In the recent debate on parity of esteem in the House of Lords, Lord Richard Layard said: “I think that we still live in the materialistic shadow of William Beveridge. As noble Lords know, he identified five great giants—poverty; unemployment; undereducation; poor housing; and physical illness—but he omitted the problems of the human spirit within. This has caused us decades of unnecessary misery. It is time to name the sixth giant, the great, hidden problem in our society, and that is mental illness.”

We must take our minds as seriously as we take our bodies – to look after ourselves in the whole – from top to bottom and from inside to out. And we must be aware of the scale of the challenge on a personal level but on a societal level to: to be supportive, to be equipped and to be educated.

 

The next episode of Bedlam focuses on psychosis and is aired on Thursday at 9pm. 

Sofie Jenkinson is Media and Communications Officer at Centre for Mental Health, former Editorial Assistant at the Fabian Society and member of the Fabian Women’s Network Executive.

2 Comments:

  1. Rodney Yates

    Being able to talk in safety…

    Open Dialogue

    ~ Why does the Open Dialogue approach work so well? ~

    Tread softly because you tread on my dreams
    W.B. Yeats

    Schizophrenia is never being able to trust your senses: we see things which ‘are not there’; we hear what no one else does. We therefore live precariously, with a terrific amount of uncertainty and confusion for long periods of time. This is also an experience particular to individuals.

    The Open Dialogue approach gives due recognition to this and seeks to tentatively
    explore exactly what is happening in the lives of individual clients and to find ways
    forward which grow out of current predicaments, evolving solutions to expressed difficulties and weighing each tread-fall with care and attention.

    This is done through the medium of ongoing exploratory treatment meetings which are convened with all the people connected in the social network of the client in attendance and contributing from their perspectives, with as many meetings as it takes to evolve and become the solution and resolution of the difficulties expressed and experienced, finding a way forward launched from the dialogue taking place.
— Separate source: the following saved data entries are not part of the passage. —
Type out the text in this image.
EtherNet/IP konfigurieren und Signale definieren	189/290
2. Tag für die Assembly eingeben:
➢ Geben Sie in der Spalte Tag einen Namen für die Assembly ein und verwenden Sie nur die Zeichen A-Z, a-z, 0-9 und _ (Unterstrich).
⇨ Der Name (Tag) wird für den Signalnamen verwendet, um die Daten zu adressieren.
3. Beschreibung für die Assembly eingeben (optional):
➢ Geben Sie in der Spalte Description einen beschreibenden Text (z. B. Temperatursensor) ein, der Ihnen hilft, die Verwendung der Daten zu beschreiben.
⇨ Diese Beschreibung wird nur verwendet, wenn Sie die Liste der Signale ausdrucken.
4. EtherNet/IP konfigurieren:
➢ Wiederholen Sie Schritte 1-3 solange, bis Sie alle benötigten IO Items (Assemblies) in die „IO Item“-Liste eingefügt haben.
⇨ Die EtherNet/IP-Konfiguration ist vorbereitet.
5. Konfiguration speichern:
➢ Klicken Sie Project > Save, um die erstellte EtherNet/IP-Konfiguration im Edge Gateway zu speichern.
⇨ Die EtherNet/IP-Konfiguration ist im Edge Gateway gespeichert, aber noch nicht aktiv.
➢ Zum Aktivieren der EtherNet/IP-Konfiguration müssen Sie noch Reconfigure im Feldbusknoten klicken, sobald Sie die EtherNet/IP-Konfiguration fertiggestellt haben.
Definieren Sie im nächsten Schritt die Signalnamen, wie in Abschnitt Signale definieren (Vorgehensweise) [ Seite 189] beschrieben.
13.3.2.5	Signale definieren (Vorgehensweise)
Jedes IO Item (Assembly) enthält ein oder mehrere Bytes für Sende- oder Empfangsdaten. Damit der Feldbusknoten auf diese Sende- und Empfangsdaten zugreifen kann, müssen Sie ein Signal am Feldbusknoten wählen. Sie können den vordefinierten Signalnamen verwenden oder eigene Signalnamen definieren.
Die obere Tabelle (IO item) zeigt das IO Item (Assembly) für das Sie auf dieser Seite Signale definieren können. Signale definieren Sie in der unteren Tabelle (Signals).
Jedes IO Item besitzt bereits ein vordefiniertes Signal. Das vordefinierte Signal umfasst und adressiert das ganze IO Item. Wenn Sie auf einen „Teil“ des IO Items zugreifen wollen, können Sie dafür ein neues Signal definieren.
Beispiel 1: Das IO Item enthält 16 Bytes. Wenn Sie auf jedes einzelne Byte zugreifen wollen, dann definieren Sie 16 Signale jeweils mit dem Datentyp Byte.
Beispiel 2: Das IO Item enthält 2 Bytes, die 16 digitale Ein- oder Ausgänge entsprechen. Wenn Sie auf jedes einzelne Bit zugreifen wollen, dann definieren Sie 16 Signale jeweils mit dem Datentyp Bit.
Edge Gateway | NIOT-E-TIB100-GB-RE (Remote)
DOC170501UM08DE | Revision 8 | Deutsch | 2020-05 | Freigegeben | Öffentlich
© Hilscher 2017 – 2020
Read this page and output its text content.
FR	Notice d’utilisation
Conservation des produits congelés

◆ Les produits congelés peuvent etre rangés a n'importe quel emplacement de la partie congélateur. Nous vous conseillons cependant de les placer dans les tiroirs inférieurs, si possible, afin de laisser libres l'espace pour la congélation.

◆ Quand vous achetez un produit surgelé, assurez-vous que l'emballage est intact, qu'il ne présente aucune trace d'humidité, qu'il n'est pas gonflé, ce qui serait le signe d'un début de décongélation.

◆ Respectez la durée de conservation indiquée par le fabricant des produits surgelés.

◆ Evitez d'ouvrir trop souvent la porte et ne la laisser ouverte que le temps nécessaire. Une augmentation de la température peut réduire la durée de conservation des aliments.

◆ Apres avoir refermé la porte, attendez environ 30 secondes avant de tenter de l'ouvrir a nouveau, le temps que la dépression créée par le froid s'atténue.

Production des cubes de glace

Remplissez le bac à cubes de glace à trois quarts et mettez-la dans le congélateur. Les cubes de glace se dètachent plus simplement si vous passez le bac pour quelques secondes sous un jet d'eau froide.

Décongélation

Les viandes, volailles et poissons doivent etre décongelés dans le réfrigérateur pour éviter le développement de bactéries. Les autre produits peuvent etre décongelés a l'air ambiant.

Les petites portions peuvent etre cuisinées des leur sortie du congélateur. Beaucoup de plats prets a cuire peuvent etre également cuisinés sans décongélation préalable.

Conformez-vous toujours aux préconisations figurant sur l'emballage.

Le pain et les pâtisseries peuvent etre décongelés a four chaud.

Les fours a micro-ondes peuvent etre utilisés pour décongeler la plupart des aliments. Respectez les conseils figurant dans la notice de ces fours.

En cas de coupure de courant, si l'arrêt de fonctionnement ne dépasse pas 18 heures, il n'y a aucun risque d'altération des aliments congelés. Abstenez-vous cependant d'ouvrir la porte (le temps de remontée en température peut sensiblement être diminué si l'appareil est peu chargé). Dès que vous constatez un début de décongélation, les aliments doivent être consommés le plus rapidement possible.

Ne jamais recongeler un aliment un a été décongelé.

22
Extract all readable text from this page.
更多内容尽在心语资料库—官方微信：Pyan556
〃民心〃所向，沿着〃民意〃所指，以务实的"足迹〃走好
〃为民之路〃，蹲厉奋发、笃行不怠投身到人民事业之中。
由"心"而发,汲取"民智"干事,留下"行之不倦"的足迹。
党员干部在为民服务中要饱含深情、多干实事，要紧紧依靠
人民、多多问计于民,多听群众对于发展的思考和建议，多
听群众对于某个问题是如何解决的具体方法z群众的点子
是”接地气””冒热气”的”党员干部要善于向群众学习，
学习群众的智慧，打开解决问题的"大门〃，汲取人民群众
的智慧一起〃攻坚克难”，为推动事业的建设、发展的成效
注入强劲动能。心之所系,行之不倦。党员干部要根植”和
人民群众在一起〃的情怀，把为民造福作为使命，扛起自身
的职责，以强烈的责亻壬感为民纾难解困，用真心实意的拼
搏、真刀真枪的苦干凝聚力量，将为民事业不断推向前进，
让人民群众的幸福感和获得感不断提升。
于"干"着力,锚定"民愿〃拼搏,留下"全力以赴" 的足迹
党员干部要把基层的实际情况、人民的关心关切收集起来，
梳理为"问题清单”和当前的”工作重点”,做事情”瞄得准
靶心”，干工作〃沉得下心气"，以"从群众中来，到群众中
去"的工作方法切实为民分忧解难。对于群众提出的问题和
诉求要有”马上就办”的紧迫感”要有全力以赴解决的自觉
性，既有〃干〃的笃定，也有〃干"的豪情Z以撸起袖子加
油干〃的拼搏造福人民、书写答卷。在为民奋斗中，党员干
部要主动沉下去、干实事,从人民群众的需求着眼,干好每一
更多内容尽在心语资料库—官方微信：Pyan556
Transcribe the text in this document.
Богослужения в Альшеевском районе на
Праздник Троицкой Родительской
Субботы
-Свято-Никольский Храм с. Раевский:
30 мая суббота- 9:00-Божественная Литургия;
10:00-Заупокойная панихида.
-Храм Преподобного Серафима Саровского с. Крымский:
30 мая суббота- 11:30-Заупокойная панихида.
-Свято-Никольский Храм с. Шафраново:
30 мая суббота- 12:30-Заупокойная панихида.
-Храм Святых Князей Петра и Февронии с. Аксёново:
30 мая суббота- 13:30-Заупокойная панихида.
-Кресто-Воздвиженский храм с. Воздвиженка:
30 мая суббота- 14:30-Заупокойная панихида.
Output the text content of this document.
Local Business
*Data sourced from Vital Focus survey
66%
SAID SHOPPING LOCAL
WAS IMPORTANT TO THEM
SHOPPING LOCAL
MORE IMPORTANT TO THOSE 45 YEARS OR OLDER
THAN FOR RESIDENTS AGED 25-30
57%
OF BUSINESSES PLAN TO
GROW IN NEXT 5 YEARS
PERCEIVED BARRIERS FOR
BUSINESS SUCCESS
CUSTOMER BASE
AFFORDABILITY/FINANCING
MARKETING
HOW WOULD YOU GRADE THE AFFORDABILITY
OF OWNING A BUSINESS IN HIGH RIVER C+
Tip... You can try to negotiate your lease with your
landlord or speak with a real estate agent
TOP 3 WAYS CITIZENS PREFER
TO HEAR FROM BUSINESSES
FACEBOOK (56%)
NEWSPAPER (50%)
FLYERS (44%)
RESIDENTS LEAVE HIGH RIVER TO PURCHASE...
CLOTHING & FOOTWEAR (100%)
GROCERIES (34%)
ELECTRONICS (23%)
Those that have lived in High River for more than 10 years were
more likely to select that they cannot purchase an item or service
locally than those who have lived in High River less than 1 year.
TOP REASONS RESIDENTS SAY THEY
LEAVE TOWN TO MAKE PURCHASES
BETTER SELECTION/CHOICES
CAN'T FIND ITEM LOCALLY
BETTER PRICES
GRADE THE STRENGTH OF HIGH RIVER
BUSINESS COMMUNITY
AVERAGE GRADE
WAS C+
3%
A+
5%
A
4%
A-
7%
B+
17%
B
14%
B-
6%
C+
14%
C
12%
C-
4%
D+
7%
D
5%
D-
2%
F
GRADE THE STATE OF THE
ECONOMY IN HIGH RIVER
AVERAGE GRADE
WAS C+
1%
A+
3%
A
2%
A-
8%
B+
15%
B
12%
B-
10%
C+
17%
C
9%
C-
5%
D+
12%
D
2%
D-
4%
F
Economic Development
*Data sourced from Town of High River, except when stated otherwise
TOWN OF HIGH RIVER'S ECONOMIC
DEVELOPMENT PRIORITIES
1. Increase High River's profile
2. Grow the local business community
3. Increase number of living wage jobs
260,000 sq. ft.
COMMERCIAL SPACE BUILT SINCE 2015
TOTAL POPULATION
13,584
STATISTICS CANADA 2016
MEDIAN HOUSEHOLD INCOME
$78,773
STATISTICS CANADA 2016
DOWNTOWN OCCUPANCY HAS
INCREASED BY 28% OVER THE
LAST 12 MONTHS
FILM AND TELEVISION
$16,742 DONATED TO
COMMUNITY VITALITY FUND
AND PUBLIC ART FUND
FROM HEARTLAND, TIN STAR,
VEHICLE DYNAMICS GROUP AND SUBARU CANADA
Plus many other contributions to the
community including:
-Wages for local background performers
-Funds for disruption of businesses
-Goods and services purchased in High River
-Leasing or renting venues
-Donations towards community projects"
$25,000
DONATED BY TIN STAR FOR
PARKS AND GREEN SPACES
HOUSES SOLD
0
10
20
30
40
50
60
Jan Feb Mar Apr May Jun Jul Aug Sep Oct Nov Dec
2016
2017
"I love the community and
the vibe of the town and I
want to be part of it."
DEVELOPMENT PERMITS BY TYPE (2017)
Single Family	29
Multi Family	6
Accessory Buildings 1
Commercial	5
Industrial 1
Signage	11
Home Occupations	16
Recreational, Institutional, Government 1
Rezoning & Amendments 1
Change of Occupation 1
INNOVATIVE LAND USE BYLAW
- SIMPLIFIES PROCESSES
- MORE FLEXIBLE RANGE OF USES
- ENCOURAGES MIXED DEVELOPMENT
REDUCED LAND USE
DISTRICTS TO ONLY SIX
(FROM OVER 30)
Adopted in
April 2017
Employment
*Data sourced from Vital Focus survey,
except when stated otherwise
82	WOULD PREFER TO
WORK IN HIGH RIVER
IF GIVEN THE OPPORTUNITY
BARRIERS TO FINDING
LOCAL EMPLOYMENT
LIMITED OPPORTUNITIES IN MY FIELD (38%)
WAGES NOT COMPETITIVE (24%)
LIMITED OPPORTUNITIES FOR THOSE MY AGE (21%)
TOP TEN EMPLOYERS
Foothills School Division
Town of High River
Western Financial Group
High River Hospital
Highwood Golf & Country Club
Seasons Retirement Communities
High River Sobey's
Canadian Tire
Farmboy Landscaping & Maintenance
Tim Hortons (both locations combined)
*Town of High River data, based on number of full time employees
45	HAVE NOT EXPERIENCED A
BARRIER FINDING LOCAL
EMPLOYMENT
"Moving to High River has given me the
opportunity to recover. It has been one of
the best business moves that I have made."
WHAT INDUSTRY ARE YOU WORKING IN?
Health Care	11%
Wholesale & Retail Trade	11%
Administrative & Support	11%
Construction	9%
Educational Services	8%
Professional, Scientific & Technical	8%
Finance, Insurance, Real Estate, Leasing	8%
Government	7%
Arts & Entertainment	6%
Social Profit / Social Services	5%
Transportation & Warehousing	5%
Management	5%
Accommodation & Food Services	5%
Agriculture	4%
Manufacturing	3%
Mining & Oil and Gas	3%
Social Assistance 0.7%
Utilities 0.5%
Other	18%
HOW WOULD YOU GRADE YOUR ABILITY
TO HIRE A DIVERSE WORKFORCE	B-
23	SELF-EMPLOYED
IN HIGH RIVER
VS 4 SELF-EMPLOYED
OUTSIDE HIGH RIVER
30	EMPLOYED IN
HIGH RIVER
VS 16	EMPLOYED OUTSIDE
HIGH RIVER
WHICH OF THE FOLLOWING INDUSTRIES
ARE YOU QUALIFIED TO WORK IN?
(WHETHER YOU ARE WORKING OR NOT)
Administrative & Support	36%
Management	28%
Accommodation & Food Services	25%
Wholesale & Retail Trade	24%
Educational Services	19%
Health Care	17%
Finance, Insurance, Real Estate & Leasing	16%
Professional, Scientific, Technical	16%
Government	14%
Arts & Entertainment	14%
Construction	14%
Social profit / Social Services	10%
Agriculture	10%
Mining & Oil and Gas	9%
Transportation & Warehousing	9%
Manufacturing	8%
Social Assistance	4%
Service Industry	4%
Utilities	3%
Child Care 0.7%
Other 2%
This open and thorough dialogue finds a language to best express the realities of life from client-perspectives,
    exploring these towards outcomes which everyone present can approve and give consent to.

    This is a true and meaningful discernment of what is happening in the life of the client. The care taken in achieving this accuracy is well-rewarded in rendering complex issues accessible to practical solutions and removing scope for mis-understanding and discord
    later; maybe this process of ascertaing the facts wll not have to be visited and revisited again, having uncovered the truth at first onset.

    No one jumps to conclusions or imposes stock remedies or solutions, because it is better not to have answers than to apply the wrong ones. When the whole topic is explored with everyone present and conferring, the way forward can become much clearer, with all possibilities explored and only the feasible solutions ruled in. Any sense of
    compulsion is banished from the proceedings and the approach is sensitive,
    commensurate and quite beautiful in its simplicity. Why would it not work!

    So instead of discounting and disregarding the words of people with schizophrenia, these have taken centre-stage. Open Dialogue practitioners are listening carefully and non-judgmentally to the narratives of people with first-onset schizophrenia in a quest to
    ascertain appropriate care and treatment -without naming it. Is this a Revolution?
    What do we all think of this?

    Rodney Yates
    Open Dialogue Nottingham
    http://www.facebook.com/nottinghamopendialogue
    http://hypoconcer.ning.com
    December 2013

    Reply
  2. Anthony Sperryn

    All you need is love (well, almost all you need).
    If there’s none there, and we’re all too busy ourselves, trying to survive, what then?
    There is nanny state.
    But, does nanny state care? Stupid question – only if it’s within budget.